On Thu, Jun 26, 2025 at 11:07:11AM -0400, Solomon Peachy wrote:
> On Thu, Jun 26, 2025 at 03:46:44PM +0100, Daniel P. Berrangé wrote:
> > > Question: How are said containers to be constructed (much less 
> > > maintained) when working within the Fedora/RHEL ecosystem?
> > 
> > Thanks to Debian multi-arch it is possible to build cross envs for
> > many archs, from any Linux system with podman/docker. This gets
> [...]
> > That's probably way more info than you wanted :-)
> 
> While that's a ton of information, it didn't actually answer my 
> question.  But after looking at:
> 
>   https://gitlab.com/libvirt/libvirt/-/tree/master/ci/containers
> 
> ..it appears that the answer to my question is actually "i686 containers 
> will need to be constructed and maintained from the Debian ecosystem 
> instead of Fedora/RHEL"
> 
> Will that still work for foundational hardware-interacting things like 
> Mesa?  I mean, you're all but guaranteed to have different major 
> versions on the host system (eg Fedora's v25.x actively driving the 
> desktop) vs what's in the container (eg v24.x in the Debian-derived i686 
> container that gets invoked to run $game)

Ah so my comments were directly in context of the concerns upthread
about use of Fedora as a platform for GCC maint.

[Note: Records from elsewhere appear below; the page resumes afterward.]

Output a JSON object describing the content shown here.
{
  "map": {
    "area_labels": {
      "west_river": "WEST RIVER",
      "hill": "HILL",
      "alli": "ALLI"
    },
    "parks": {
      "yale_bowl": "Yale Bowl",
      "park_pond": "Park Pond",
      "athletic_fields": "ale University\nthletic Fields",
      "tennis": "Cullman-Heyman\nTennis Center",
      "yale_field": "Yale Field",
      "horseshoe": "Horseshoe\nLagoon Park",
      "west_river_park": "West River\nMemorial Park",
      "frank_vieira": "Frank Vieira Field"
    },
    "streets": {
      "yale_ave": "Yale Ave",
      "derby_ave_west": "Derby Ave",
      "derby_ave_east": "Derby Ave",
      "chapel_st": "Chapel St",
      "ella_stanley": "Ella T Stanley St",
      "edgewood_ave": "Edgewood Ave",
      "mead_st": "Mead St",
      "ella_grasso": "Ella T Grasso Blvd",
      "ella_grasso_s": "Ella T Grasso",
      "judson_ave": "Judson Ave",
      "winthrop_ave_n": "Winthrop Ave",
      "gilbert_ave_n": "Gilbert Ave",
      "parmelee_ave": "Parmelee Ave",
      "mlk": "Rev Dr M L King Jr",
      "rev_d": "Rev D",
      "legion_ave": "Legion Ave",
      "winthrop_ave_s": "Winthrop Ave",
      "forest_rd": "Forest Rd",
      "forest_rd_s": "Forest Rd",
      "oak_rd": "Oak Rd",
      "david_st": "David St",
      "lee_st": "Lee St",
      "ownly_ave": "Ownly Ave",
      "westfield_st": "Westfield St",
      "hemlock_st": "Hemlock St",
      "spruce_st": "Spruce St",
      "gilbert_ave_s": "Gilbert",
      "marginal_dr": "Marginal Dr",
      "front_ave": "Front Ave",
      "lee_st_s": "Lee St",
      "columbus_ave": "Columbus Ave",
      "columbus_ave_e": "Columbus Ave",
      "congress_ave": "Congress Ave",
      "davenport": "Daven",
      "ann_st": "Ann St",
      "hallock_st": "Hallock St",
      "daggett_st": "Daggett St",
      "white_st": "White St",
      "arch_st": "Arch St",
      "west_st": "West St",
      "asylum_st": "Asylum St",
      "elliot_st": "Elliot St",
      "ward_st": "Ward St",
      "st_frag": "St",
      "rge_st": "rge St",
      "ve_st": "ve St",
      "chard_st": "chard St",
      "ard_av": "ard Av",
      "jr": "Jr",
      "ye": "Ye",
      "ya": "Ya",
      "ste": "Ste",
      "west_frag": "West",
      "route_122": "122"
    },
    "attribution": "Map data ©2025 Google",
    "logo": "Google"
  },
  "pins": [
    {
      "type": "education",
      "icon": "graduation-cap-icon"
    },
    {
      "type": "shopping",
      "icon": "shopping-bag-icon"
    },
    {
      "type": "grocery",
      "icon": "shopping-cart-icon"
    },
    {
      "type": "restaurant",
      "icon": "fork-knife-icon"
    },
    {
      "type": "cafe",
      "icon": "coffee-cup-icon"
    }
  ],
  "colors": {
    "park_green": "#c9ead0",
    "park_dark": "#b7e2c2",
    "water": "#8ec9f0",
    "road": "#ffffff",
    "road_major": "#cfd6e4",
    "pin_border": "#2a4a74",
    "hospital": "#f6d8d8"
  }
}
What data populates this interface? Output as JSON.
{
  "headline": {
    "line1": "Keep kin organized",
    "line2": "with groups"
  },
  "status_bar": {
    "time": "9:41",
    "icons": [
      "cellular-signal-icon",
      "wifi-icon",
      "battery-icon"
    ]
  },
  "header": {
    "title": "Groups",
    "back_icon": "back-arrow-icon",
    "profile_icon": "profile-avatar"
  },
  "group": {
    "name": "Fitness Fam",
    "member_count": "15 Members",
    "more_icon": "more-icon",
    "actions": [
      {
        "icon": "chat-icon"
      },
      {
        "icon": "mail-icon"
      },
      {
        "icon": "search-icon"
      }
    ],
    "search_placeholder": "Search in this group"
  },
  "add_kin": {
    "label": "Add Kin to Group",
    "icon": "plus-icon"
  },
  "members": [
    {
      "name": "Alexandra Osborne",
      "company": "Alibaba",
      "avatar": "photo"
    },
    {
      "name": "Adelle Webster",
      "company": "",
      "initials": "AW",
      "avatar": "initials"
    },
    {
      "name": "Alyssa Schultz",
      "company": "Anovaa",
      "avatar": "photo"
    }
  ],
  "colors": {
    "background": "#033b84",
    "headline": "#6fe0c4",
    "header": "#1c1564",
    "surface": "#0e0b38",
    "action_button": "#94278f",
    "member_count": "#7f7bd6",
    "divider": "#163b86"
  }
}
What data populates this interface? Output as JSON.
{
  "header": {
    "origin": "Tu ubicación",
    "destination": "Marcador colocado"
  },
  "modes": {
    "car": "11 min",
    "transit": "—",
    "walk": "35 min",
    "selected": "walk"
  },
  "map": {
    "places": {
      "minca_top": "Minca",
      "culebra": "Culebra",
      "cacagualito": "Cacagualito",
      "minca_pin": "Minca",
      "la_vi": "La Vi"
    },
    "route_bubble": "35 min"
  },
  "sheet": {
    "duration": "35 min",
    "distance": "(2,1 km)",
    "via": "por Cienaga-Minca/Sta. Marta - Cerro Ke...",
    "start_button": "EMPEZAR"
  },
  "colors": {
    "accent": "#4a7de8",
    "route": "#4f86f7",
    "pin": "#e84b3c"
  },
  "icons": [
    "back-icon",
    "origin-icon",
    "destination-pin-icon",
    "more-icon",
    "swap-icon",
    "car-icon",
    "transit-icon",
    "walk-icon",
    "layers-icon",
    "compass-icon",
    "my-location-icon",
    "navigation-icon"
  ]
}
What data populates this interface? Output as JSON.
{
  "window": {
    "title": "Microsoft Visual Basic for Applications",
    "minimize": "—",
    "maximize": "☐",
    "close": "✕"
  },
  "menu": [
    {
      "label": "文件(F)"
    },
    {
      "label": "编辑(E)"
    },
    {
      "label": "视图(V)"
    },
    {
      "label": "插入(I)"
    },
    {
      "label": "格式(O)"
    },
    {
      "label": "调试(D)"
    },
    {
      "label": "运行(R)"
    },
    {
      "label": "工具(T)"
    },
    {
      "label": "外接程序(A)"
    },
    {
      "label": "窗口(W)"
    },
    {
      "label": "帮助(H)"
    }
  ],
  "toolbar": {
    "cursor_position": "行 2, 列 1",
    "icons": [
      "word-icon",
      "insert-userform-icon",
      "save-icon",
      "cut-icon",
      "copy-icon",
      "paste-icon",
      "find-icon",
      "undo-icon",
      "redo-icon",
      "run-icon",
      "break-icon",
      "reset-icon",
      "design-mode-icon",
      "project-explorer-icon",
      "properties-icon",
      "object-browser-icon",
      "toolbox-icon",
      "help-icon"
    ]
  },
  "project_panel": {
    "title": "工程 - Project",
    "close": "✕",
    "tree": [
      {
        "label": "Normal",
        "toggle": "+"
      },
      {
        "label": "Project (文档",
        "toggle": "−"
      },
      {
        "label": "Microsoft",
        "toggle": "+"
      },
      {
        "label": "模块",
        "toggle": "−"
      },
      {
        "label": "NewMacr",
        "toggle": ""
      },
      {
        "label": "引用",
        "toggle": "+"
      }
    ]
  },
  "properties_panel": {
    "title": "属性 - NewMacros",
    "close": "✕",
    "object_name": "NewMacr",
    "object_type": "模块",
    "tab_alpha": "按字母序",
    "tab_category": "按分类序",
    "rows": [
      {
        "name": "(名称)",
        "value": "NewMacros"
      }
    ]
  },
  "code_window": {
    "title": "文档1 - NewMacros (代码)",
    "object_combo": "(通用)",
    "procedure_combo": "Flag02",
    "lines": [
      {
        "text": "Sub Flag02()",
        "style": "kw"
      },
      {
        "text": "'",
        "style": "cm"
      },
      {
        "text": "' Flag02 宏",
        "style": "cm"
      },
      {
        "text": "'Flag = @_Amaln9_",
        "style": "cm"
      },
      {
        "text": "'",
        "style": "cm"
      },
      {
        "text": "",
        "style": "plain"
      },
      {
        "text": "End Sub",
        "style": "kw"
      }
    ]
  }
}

I think the containers
approach I outline, is a good solution for most day-to-day software dev
tasks that need to test cross-arch builds, and to a lesser exttent
basic unit testing.

I was NOT suggesting that we should promote Debian ecosystem as a way
to host steam / other games requirements, ie end user runtime usage.
I don't know much about Mesa myself, but what I've read in this
debate, it would be highly preferrable to have matching versions of
mesa between i386 and native x86_64 host.

So if we want to retain an i386 capability for runtime usage, my
suggestion (mentioned earlier in this thread) is to explore the
provision of cross-compiled i386 libraries on Fedora, in the same
approach we use for Mingw32/64 in Fedora which has been pretty
successful over the years, with its maint burden confined to just
the packages that are relevant.

NB, there are two ways we do mingw - the legacy approach was to have
separate source RPMs for mingw but the modern preferred approach is
sub-RPM builds from the native package. While the latter puts a bit
of extra burden on the native package maintainer, in many cases this
was the same person who was already doing mingw builds, and it avoids
the pain of keeping versions in sync.